I have considered automated mass-surveillance likely to occur in the future, and tried to prevent it, since about 20 years ago. It bothers me that so many people don't have enough self-respect to feel insulted by the infringement of their privacy, and that many people are so naive that they think surveillance is for the sake of their safety.
Privacy has already been harmed greatly, and surveillance is already excessive. And let me remind you that the safety we were promised in return didn't arrive.
The last good argument against mass-surveillance was "They cannot keep an eye on all of us" but I think modern automation and data processing has defeated that argument (people have just forgotten to update their cached stance on the issue).
Enough ranting. The Unabomber argued for why increases in technology would necessarily lead to reduced freedom, and I think his argument is sound from a game theory perspective. Looking at the world, it's also trivial to observe this effect, while it's difficult to find instances in which the amount of laws have decreased, or in which privacy has been won back (also applies to regulations and taxes. Many things have a worrying one-way tendency). The end-game can be predicted with simple exterpolation, but if you need an argument it's that technology is a power-modifier, and that there's an asymmetry between attack and defense (the ability to attack grows faster, which I believe caused the MAD stalemate).
I don't think it's difficult to make a case for "1", but I personally wouldn't bother much with "2" - I don't want to prepare myself for something when I can help slow it down. Hopefully web 3.0 will make smaller communities possible, resisting the pathelogical urge to connect absolutely everything together. By which time, we can get separation back, so that I can spend my time around like-minded people rather than being moderated to the extent that no groups in existence are unhappy with my behaviour. This would work out well unless encryption gets banned.
The maximization of functions lead to the death of humanity (literally or figuratively), but so does minimization (I'm arguing that pro-surveillance arguments are moral in origin and that they make a virtue out of death)
Well, we somehow changed smoking from being cool to being a stupid, expensive and unhealthy addiction. I think the method is about the same here. But the steps an individual can take are very limited. In politics, you have millons of people trying to convert other people into their own ideology, so if it was easy for an individual to change the values of society, we'd have extremists all over.
Anyway, you'd probably need to start a Youtube channel or something. Combining competence and simplicity, you could make content that most people could understand, and become popular doing that. "Hoe math" comes to mind as an example. Jordan Peterson and other such people are a little more intellectual, but there's also a large amount of people who do not understand them. Plus, if you don't run the account anonymously, you'd take some risks to your reputation proportional to how controversial your message is.
That's a shame. Why are they in web3 in the first place, then? The only difference is the design, and from what I've seen, designs which give power to the users rather than some centralized mega-corporation.
I think this is due to attack-defense asymmetry. Attackers have to find just one vulnerability, defenders have to stop all attacks. I do however agree that very few people ask these questions.
I think Tor would scale no problem if more people used it, but it has the same problem has 8chan and the privacy-focused products and websites have: All the bad people (and those who were banned on most other sites) flock there first, and they create a scary environment or reputation, and that makes normal people not want to go there/use the service. Many privacy-oriented apps have the reputation of being used by criminals and pedophiles.
This problem would go away if there was more places where privacy was valued, since the "bad people" density would go down as the thing in question became more popular.

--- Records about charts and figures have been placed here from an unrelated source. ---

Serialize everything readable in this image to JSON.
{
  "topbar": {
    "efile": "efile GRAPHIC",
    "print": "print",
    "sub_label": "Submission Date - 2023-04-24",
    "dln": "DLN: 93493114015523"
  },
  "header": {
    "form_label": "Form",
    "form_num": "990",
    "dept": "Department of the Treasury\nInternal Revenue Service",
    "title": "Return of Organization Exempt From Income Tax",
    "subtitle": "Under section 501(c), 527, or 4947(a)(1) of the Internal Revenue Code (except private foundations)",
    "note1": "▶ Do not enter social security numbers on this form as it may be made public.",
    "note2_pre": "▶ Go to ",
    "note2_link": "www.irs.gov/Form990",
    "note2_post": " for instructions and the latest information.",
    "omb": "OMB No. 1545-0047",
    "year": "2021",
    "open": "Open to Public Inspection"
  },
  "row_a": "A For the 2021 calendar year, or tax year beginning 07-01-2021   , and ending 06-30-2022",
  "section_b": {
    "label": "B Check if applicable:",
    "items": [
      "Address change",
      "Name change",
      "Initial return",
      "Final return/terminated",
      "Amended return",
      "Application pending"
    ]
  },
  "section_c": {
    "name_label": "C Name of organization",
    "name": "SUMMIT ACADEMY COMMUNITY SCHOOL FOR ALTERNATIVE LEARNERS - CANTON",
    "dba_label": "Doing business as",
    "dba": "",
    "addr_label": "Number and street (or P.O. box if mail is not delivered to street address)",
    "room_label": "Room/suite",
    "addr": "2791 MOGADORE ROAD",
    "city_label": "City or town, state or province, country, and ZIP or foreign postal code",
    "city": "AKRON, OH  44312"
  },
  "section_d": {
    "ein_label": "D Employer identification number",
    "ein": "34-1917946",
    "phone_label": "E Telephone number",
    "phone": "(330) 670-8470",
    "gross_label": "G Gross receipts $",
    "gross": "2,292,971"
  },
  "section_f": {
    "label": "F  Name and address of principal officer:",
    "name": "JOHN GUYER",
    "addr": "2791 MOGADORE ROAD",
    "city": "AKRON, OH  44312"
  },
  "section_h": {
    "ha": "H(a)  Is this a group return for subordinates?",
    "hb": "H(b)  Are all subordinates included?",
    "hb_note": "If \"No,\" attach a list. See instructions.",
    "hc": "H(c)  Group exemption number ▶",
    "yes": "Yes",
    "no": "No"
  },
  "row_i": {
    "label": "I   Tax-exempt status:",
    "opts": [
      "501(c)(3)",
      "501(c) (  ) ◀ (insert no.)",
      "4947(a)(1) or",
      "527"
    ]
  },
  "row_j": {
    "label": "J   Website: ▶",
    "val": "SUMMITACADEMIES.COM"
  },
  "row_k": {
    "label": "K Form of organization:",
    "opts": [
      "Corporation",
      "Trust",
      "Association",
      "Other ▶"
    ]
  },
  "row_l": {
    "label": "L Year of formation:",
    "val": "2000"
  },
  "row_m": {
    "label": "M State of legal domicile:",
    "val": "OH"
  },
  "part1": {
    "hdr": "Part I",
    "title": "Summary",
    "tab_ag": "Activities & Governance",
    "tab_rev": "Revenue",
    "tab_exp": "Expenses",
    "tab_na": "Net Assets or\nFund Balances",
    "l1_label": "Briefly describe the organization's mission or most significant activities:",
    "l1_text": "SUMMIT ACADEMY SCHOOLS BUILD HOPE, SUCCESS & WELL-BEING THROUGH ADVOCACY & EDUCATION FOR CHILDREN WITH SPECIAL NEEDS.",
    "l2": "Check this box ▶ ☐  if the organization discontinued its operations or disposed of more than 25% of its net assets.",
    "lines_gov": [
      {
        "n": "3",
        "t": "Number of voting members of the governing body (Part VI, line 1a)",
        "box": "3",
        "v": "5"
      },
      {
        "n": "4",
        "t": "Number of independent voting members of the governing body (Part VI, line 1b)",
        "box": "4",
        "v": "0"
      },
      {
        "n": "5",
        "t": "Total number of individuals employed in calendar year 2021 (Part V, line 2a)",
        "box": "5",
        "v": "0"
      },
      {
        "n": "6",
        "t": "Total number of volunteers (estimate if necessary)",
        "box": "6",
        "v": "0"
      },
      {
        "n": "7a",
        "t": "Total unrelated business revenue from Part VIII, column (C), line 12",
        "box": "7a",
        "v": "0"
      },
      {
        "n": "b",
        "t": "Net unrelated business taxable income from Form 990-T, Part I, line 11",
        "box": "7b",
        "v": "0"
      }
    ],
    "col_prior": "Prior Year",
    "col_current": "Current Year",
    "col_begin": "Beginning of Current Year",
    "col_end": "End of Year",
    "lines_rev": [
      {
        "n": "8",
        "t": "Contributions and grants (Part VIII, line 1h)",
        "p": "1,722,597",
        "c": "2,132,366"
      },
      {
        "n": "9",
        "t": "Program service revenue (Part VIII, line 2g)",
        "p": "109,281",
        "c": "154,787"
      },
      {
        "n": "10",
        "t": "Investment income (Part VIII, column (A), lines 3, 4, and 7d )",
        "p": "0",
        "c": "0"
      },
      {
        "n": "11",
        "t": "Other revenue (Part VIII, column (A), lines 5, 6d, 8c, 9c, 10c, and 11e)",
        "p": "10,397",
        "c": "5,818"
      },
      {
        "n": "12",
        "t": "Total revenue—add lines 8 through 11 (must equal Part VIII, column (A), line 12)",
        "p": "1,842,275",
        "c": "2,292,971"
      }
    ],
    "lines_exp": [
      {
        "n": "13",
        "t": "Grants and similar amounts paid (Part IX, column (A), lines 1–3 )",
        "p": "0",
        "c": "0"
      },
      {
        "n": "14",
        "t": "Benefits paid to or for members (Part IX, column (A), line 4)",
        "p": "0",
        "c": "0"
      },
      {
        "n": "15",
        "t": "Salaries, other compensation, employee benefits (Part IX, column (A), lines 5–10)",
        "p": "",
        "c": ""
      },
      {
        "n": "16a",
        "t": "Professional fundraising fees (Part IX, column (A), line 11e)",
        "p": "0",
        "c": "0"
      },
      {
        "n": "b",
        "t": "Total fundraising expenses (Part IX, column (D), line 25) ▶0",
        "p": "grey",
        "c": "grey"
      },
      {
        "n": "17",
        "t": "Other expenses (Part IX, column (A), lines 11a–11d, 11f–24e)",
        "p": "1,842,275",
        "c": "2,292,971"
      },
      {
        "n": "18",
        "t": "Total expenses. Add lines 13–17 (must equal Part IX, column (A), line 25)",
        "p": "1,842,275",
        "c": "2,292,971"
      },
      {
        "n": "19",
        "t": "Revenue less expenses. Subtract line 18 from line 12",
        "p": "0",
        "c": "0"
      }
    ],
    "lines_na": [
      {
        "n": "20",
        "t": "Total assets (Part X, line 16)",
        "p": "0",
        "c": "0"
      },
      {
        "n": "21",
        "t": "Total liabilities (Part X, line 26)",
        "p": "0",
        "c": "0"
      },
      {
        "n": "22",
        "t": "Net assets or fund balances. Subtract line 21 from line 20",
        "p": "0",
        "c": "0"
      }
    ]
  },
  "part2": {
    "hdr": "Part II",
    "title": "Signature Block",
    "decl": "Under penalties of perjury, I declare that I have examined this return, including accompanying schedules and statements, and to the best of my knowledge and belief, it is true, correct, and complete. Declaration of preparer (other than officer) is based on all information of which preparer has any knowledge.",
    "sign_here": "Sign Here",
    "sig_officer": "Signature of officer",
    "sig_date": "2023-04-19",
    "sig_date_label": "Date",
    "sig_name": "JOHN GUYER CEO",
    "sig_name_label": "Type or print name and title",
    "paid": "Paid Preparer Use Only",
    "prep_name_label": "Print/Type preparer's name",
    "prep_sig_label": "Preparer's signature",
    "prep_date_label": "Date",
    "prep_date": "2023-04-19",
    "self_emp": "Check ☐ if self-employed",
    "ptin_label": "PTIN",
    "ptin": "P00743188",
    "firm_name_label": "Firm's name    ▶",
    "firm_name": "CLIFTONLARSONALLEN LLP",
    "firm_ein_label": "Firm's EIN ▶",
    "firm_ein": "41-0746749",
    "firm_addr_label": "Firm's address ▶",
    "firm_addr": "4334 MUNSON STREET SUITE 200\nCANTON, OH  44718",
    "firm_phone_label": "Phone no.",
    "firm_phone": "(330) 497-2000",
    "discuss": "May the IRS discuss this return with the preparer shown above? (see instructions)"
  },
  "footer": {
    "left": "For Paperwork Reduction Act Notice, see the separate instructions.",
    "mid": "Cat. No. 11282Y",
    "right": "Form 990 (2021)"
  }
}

But I've noticed that everything gets worse over time. In order to have good products, we need new ones to be made. Skype sucked, then people jumped to Discord. Now Discord sucks, so people might soon jump to something new. It's both "enshittification" and incentives.
Taxes go up over time. We get more laws, more rules, more regulations, more advertisement, more ads. The more power a structure has, the worse it seems to treat those inside of it, and the less fair it becomes. Check out this 1999 ad for Google it's a process similar to corruption, and the only solution seems to be revolutions or collective agreements to seek out alternatives when things get bad enough. Replacing things is less costly than fixing them, which is probably why deaths and births exist. Nature just starts over in cycles, with the length of each cycle being inversely proportional to the size of the structure (average life span of companies in America seem to be 15 years, and the average life span of nations seem to be about 150 years, the average life span of a civilization seems to be 336 years)
So, in my mental model of the world, corruption and DNA damage is the same thing, enshittification is similar to cancer, and nothing lives forever because bloat/complexity/damage accumulates until the structure dies. But I can only explain how things are, coming up with solution is much more difficult.